Response from Dr. Frascino
Part of what you say makes sense and part of it does not. We'll start with the sensible part. Seasonal allergies, particularly in the heavy pollen seasons (spring grass pollen, fall ragweed pollen) are extremely common. "Allergies" can cause symptoms of nasal and ocular itching, repetitive sneezing, nasal congestion, drippy nose, runny eyes, and post-nasal drip among other symptoms. General allergy treatment involves trying to avoid offending agents if possible (for instance if it's a cat or dog allergy), antihistamines (such as your Clarinex), and topical nasal steroids (such as your Flonase). So up to this point everything makes sense. Now, because of the increased nasal/sinus congestion and mucus production, allergy sufferers are predisposed to getting sinus infections. Sinus infections are caused by an invading germ, either a virus or bacteria. These can occur even if you are taking antihistamines and nasal steroids to try and prevent such infections. As it turns out, being HIV-positive also predisposes you to getting sinus infections. So you have two separate underlying conditions predisposing you to sinusitis allergies and HIV disease. Sinusitis can result in pain, fatigue, thick post-nasal drip, cough (particularly when in the supine position), and other symptoms. If your sinus infection is proven or suspected to be bacterial in nature, why would you refuse to take antibiotics to clear it up? That part doesn't make any sense to me. We all despise taking medicines, but the consequences of not taking them when indicated can be catastrophic.
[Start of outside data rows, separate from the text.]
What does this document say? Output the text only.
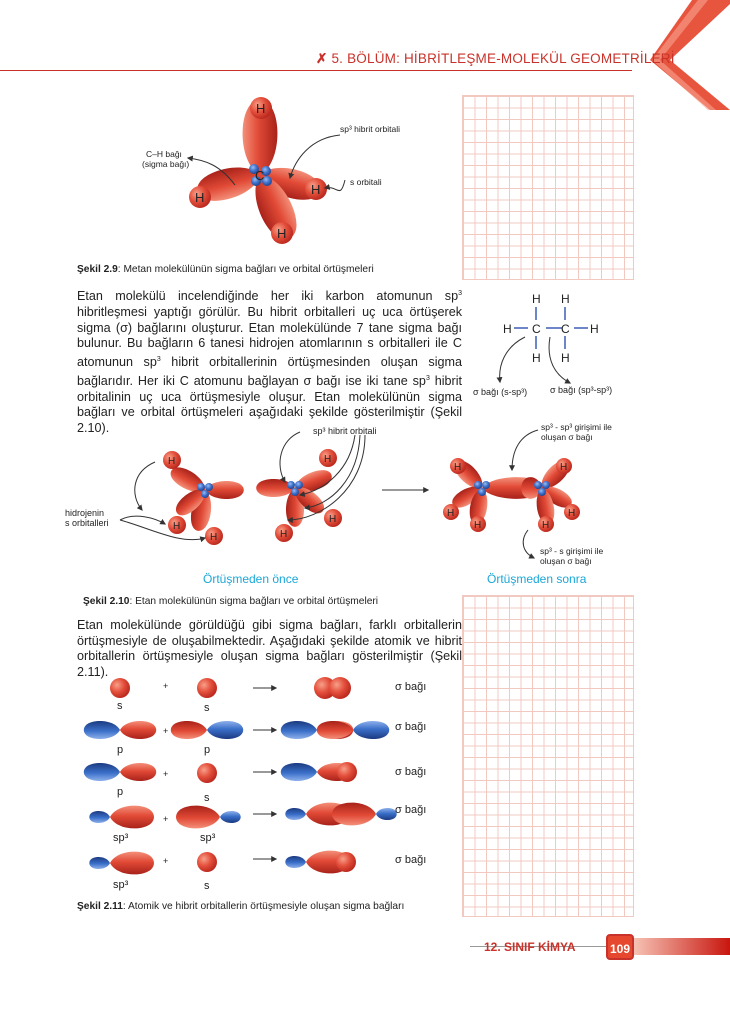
✗ 5. BÖLÜM: HİBRİTLEŞME-MOLEKÜL GEOMETRİLERİ
C
H
H
H
H
C–H bağı
(sigma bağı)
sp³ hibrit orbitali
s orbitali
Şekil 2.9: Metan molekülünün sigma bağları ve orbital örtüşmeleri
Etan molekülü incelendiğinde her iki karbon atomunun $sp^3$ hibritleşmesi yaptığı görülür. Bu hibrit orbitalleri uç uca örtüşerek sigma (σ) bağlarını oluşturur. Etan molekülünde 7 tane sigma bağı bulunur. Bu bağların 6 tanesi hidrojen atomlarının s orbitalleri ile C atomunun $sp^3$ hibrit orbitallerinin örtüşmesinden oluşan sigma bağlarıdır. Her iki C atomunu bağlayan σ bağı ise iki tane $sp^3$ hibrit orbitalinin uç uca örtüşmesiyle oluşur. Etan molekülünün sigma bağları ve orbital örtüşmeleri aşağıdaki şekilde gösterilmiştir (Şekil 2.10).
H C C H
H H
H H
σ bağı (s-sp³)	σ bağı (sp³-sp³)
H
H
H
H
H
H
sp³ hibrit orbitali
hidrojenin
s orbitalleri
H
H
H
H
H
H
sp³ - sp³ girişimi ile
oluşan σ bağı
sp³ - s girişimi ile
oluşan σ bağı
Örtüşmeden önce	Örtüşmeden sonra
Şekil 2.10: Etan molekülünün sigma bağları ve orbital örtüşmeleri
Etan molekülünde görüldüğü gibi sigma bağları, farklı orbitallerin örtüşmesiyle de oluşabilmektedir. Aşağıdaki şekilde atomik ve hibrit orbitallerin örtüşmesiyle oluşan sigma bağları gösterilmiştir (Şekil 2.11).
s
+
s
σ bağı
p
+
p
σ bağı
p
+
s
σ bağı
sp³
+
sp³
σ bağı
sp³
+
s
σ bağı
Şekil 2.11: Atomik ve hibrit orbitallerin örtüşmesiyle oluşan sigma bağları
12. SINIF KİMYA	109
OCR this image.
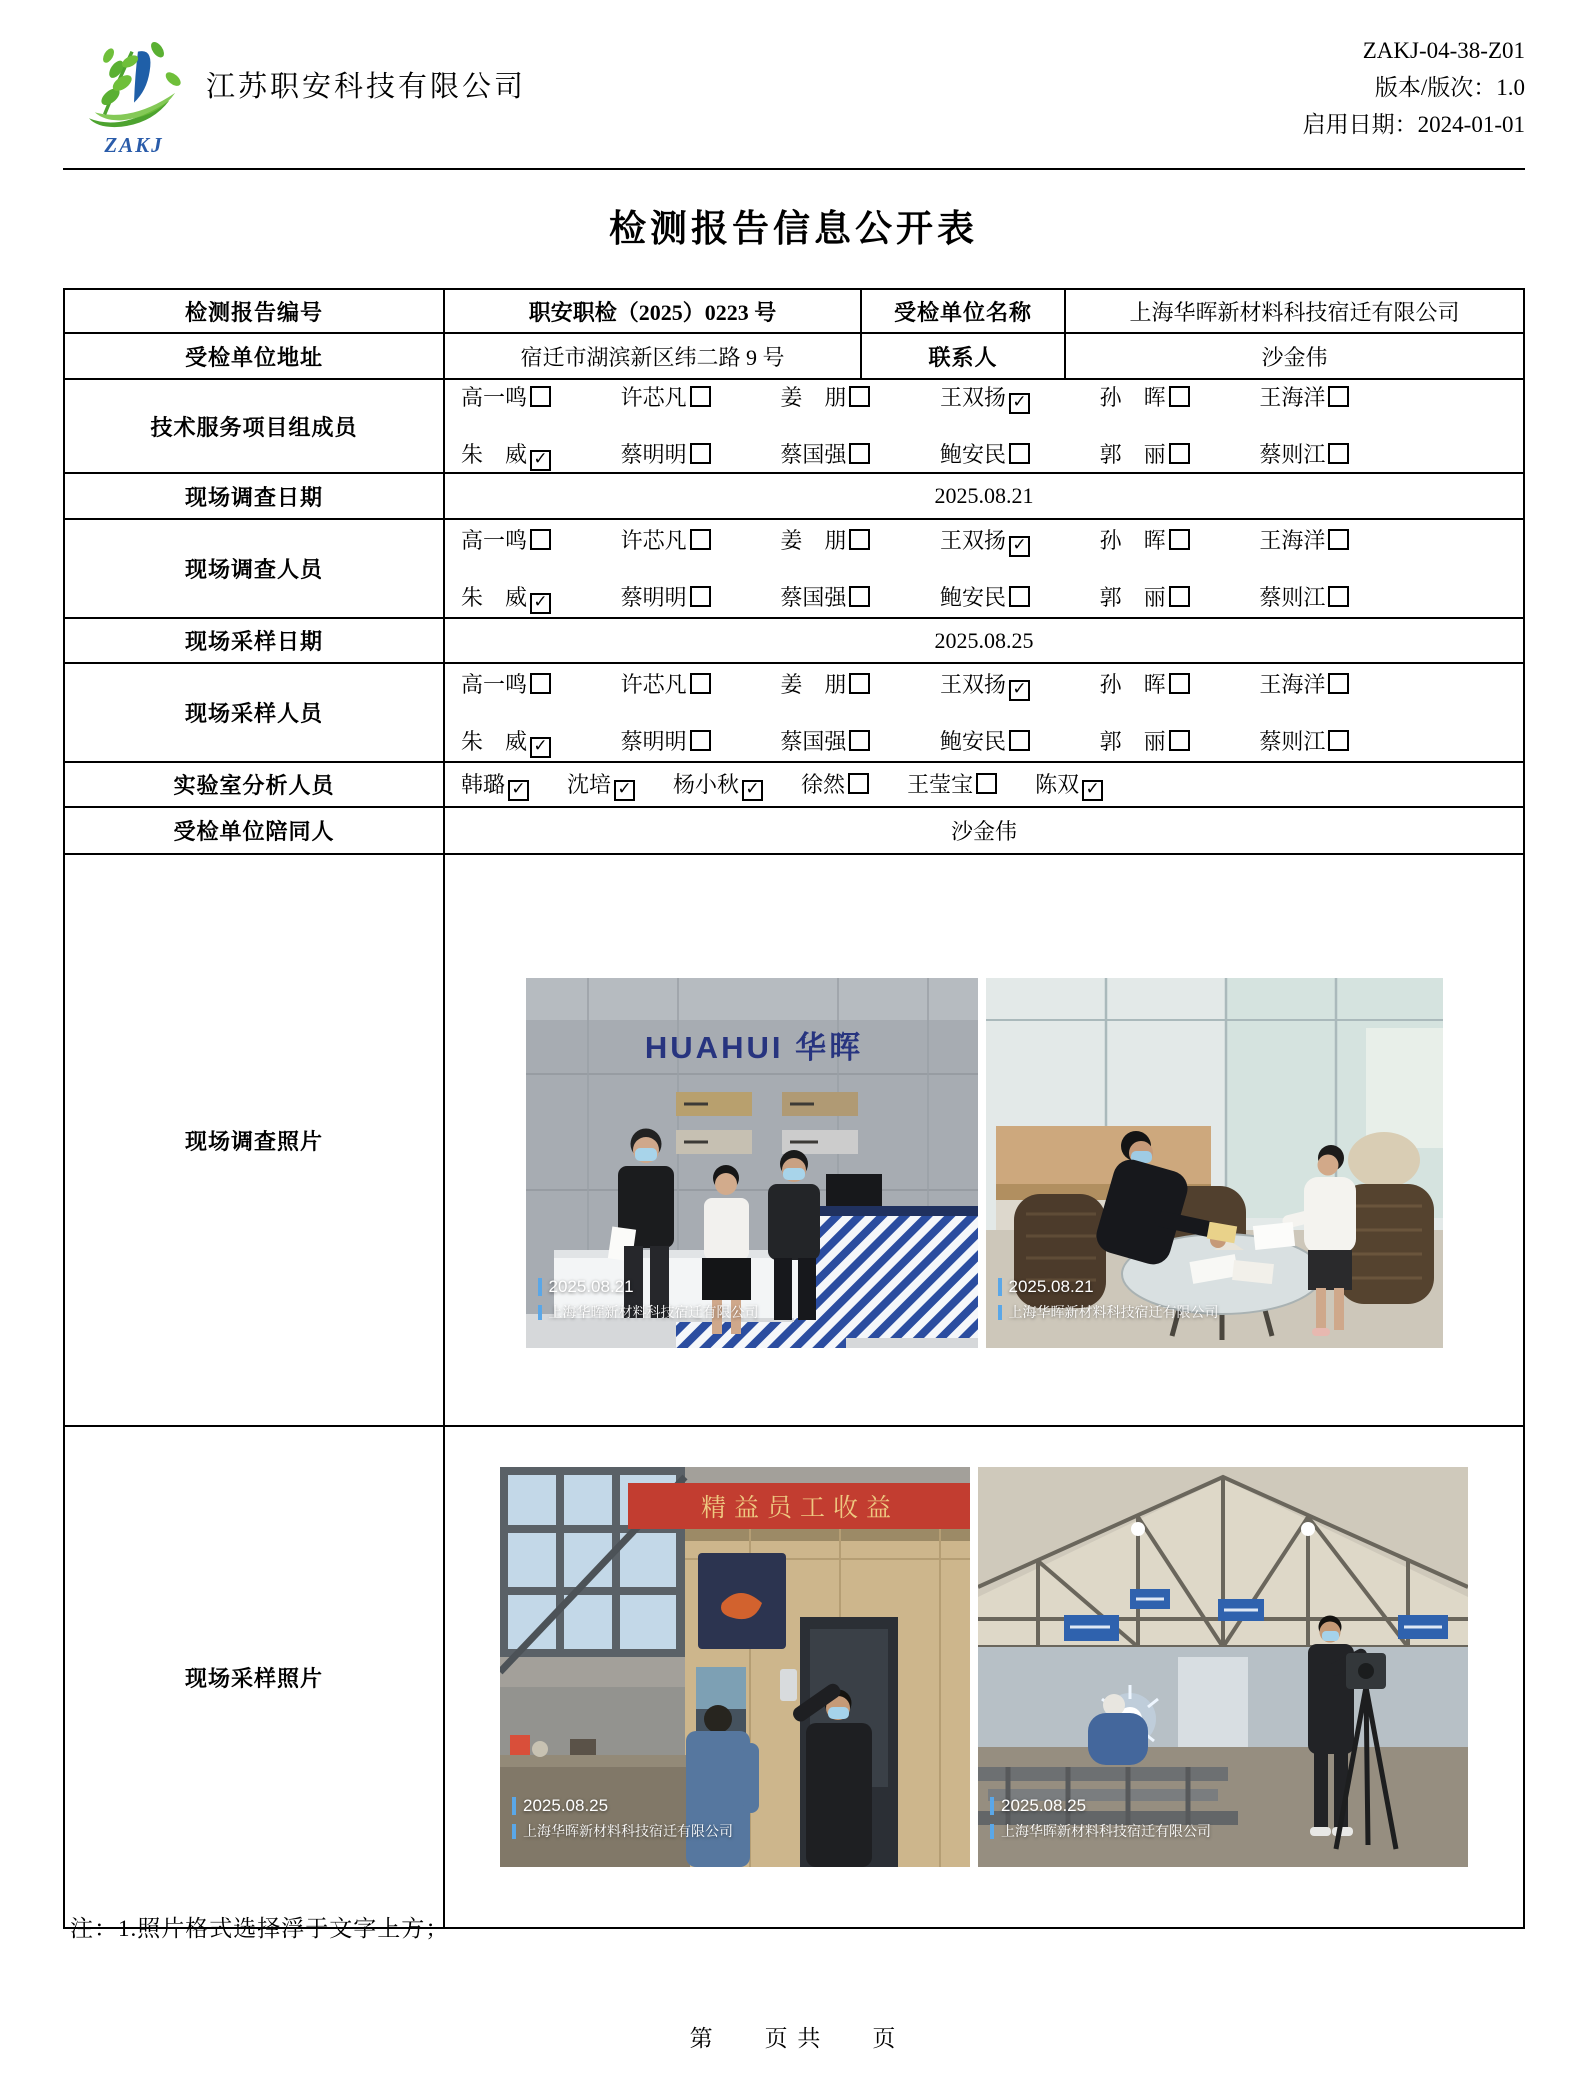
ZAKJ
江苏职安科技有限公司
ZAKJ-04-38-Z01
版本/版次：1.0
启用日期：2024-01-01
检测报告信息公开表
检测报告编号	职安职检（2025）0223 号	受检单位名称	上海华晖新材料科技宿迁有限公司
受检单位地址	宿迁市湖滨新区纬二路 9 号	联系人	沙金伟
技术服务项目组成员
高一鸣	许芯凡	姜　朋	王双扬 ✓	孙　晖	王海洋
朱　威 ✓	蔡明明	蔡国强	鲍安民	郭　丽	蔡则江
现场调查日期	2025.08.21
现场调查人员
高一鸣	许芯凡	姜　朋	王双扬 ✓	孙　晖	王海洋
朱　威 ✓	蔡明明	蔡国强	鲍安民	郭　丽	蔡则江
现场采样日期	2025.08.25
现场采样人员
高一鸣	许芯凡	姜　朋	王双扬 ✓	孙　晖	王海洋
朱　威 ✓	蔡明明	蔡国强	鲍安民	郭　丽	蔡则江
实验室分析人员	韩璐 ✓ 沈培 ✓ 杨小秋 ✓ 徐然	王莹宝	陈双 ✓
受检单位陪同人	沙金伟
现场调查照片
HUAHUI 华晖
2025.08.21
上海华晖新材料科技宿迁有限公司
2025.08.21
上海华晖新材料科技宿迁有限公司
现场采样照片
精益员工收益
2025.08.25
上海华晖新材料科技宿迁有限公司
2025.08.25
上海华晖新材料科技宿迁有限公司
注：1.照片格式选择浮于文字上方；
第　　页 共　　页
Are your symptoms solely related to your sinusitis? I wouldn't know without examining you and evaluating your other medical problems. There is no doubt that treatment for HIV and hepatitis C is difficult and that the therapy is fraught with challenging side effects and toxicities. However, the risk versus benefit ratio clearly indicates treatment is worth the effort. When we apply the same principles to sinusitis, the scale tips without question in the direction of taking antibiotics when indicated. If your physicians identified an infection (sinusitis) that requires treatment with antibiotics, I would strongly suggest that for your health and the health of your struggling immune system you take the recommended therapy. It's the best, and perhaps the only way to "make the pain go away."
I hope that helps clarify things for you.